“Hana aku sudah dapat pekerjaan...!!!”
Suara teriakan itu membuat Hana terbangun dari tidurnya. Gadis itu mengucek-ucek matanya sebentar, lalu kembali menajamkan pendengarannya. Padahal dia baru saja terlelap setelah kelelahan bekerja di supermarket. Hana bahkan masih mengenakan seragam kerjanya karena tidak punya tenaga lagi untuk mengganti pakaian.
“Hana ayo keluar...!!!”
Mata Hana masih mengantuk berat langsung nyalang ketika mendengarkan suara itu sekali lagi. Hana lekas menyisir rambutnya, memeriksa kerak mata dan juga wajahnya, lalu kemudian membuka jendela kamar kost-nya itu lebar-lebar.
“Nathan...?”
Hana terkejut melihat Nathan yang berada di bawah sana.
“Ayo buruan ke sini...!” teriak Nathan lagi.
Hana pun bergegas turun menemui Nathan. Di ujung sana Nathan tersenyum girang sambil menggoyang-goyangkan sebuah map di tangannya. Hana pun mendekat dengan tatapan heran. Dia melirik Nathan dari ujung kaki hingga kepala. Hari ini penampilan pria itu terlihat sangat berbeda. Nathan mengenakan setelan kemeja formal, celana dasar dan lengkap dengan sepatu kulitnya. Tidak hanya itu, rambutnya sebelumnya agak panjang dan terkesan berantakan kini juga terlihat rapi dan klimis.
“K-kamu dari mana?” tanya Hana.
Nathan yang masih tersenyum langsung menarik Hana ke dalam pelukannya dan mendekapnya dengan sangat erat.

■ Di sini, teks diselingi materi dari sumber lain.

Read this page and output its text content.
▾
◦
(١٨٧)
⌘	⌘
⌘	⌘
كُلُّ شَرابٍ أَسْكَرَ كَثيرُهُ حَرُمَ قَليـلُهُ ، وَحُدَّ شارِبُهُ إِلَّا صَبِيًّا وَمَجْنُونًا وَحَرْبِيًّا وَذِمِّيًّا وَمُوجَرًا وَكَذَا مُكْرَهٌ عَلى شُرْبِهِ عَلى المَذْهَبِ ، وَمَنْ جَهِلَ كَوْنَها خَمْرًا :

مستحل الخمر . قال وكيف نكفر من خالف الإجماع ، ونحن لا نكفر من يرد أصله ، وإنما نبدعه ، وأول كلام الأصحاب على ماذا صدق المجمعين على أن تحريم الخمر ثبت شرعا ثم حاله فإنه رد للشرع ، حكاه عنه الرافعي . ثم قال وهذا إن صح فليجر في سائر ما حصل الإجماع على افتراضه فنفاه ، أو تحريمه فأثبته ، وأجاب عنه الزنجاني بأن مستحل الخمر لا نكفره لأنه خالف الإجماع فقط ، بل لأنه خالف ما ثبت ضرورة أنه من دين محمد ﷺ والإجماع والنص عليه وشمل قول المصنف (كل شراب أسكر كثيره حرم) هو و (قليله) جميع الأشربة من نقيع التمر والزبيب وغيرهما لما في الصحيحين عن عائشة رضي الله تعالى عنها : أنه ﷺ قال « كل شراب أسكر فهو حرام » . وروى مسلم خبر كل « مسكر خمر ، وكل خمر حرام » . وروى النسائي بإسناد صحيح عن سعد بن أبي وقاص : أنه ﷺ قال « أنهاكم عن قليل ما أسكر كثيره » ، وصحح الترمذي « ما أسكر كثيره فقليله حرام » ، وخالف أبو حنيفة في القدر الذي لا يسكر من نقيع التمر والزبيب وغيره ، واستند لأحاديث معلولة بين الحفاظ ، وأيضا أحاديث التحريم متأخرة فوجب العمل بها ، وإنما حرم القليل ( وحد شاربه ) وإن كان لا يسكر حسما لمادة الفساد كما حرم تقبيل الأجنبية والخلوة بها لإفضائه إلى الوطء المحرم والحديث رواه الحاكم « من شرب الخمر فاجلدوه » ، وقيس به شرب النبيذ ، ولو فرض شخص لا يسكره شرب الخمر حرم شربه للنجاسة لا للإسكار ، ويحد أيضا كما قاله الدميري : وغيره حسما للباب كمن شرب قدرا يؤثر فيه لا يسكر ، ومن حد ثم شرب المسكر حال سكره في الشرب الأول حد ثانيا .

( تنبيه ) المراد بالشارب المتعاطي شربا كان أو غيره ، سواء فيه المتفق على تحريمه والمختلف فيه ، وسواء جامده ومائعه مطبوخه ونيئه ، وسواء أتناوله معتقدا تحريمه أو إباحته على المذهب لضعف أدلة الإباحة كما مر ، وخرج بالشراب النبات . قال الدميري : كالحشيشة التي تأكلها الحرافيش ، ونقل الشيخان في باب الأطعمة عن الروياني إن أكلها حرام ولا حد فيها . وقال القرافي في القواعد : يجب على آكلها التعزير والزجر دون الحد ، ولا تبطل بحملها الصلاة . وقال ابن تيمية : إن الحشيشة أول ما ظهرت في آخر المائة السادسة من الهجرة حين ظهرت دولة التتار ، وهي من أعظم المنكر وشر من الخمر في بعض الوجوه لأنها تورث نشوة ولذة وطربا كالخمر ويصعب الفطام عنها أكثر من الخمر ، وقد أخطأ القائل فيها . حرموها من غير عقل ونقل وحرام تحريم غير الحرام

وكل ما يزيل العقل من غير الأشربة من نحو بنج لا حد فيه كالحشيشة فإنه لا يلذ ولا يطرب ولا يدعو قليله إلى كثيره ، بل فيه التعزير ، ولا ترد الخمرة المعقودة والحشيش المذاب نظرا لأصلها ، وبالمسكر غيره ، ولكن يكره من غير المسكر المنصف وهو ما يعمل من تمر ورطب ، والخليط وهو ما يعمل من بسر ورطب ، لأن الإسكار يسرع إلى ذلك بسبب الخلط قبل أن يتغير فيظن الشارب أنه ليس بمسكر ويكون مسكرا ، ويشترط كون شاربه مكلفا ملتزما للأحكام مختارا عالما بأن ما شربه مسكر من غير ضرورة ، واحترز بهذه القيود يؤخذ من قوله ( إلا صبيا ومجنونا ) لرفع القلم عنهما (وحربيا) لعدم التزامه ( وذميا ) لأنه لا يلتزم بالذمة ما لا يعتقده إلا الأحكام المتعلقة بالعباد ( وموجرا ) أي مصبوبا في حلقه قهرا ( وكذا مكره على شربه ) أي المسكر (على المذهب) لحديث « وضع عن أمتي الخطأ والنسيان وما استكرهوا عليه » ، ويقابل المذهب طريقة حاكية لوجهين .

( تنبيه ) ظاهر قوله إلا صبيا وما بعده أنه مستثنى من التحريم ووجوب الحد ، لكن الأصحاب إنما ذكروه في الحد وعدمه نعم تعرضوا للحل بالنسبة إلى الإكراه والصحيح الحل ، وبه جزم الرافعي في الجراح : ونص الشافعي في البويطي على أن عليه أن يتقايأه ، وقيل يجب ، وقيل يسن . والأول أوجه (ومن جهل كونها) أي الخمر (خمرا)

Hana pun semakin heran. Apalagi saat Nathan mulai menggoyang-goyangkan tubuhnya ke kiri dan ke kanan. Binar mata Nathan benar-benar menyiratkan rasa bahagianya yang tidak terhingga.
“Kamu kenapa, sih? sepertinya senang sekali. Sampai teriak-teriak juga malem-malem begini. Nanti anak-anak yang lain merasa terganggu, lho.” Hana melepaskan diri dari pelukan Nathan dan menatap pemuda itu lekat-lekat.
“Aku dapat pekerjaan! aku berhasil mendapatkan pekerjaan!” pekik Nathan girang.
Bola mata Hana membulat. Gadis itu pun mengelus kepala Nathan dengan lembut. “Selamat, ya... akhirnya perjuangan kamu menemukan titik terang juga.”
Nathan mengangguk cepat. “Akhirnya... akhirnya aku bisa menikahi kamu.”
Deg.
Hana tersentak. Nathan kini menatapnya dengan mata yang sudah berkaca-kaca. Sementara itu Hana masih tertegun dengan kelopak mata yang terus berkedip dengan cepat. Hana bahkan tidak bisa memercayai kalimat yang baru saja didengarnya itu.
“M-maksud kamu?” tanya Hana.
Nathan tidak menjawb dan kembali memeluk Hana dengan erat. Pemuda itu mengelus kepala Hana penuh kasih dan mengecupnya ringan.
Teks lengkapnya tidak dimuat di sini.